Heerema et al. tried to verify the most reproducible WPOI scoring system; however, all of the 2-level categorized (WPOI-1/2 vs. WPOI-3/4: k = 0.400; WPOI-1/2 vs. WPOI-3: k = 0.455), the 4-level categorized (WPOI-1/5: k value = 0.346), and the 5-level categorized (WPOI-1/5: k value = 0.319) demonstrated a low interobserver agreement [32].

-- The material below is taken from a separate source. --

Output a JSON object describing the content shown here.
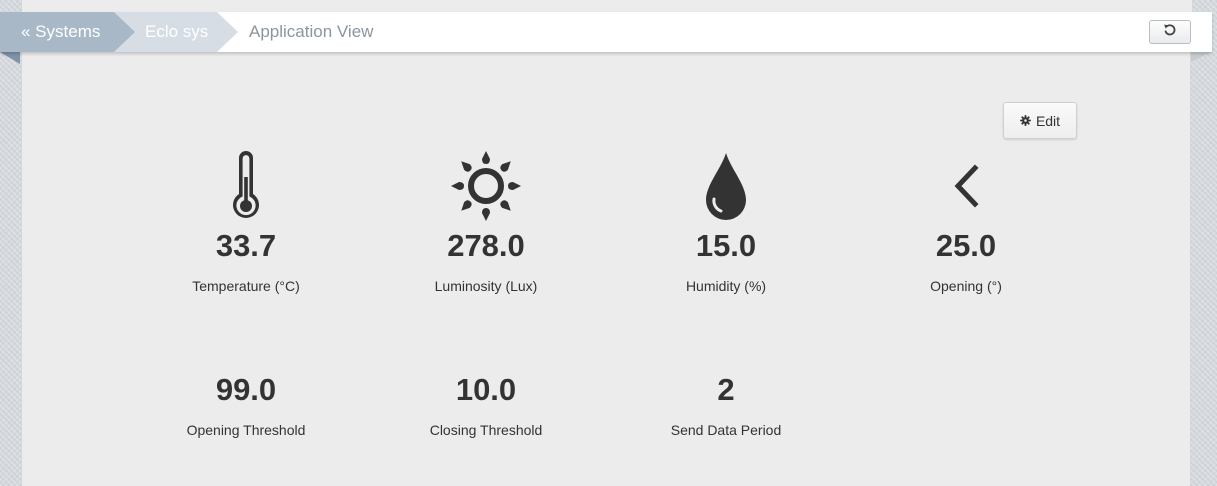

To date, only one study adopted a quantitative system to define the aggressive WPOI: (i) >50% of the tumor showing an aggressive WPOI; (ii) >20% of the tumor showing an aggressive WPOI; or (iii) any of the tumors, no matter how limited in extent, showing an aggressive WPOI. All the cut-offs displayed moderate interobserver agreement; in particular, the 50% and the 20% cut-offs demonstrated the higher agreement (K = 0.58, 95% CI 0.54–0.62), followed by the WPOI (К = 0.43, 95% CI 0.39–0.46). Certainly, the lack of quantitative criteria for the WPOI designation contributed to the conflicting results, as many tumors show heterogeneity in the infiltrative front with a combination of aggressive and non-aggressive patterns [14].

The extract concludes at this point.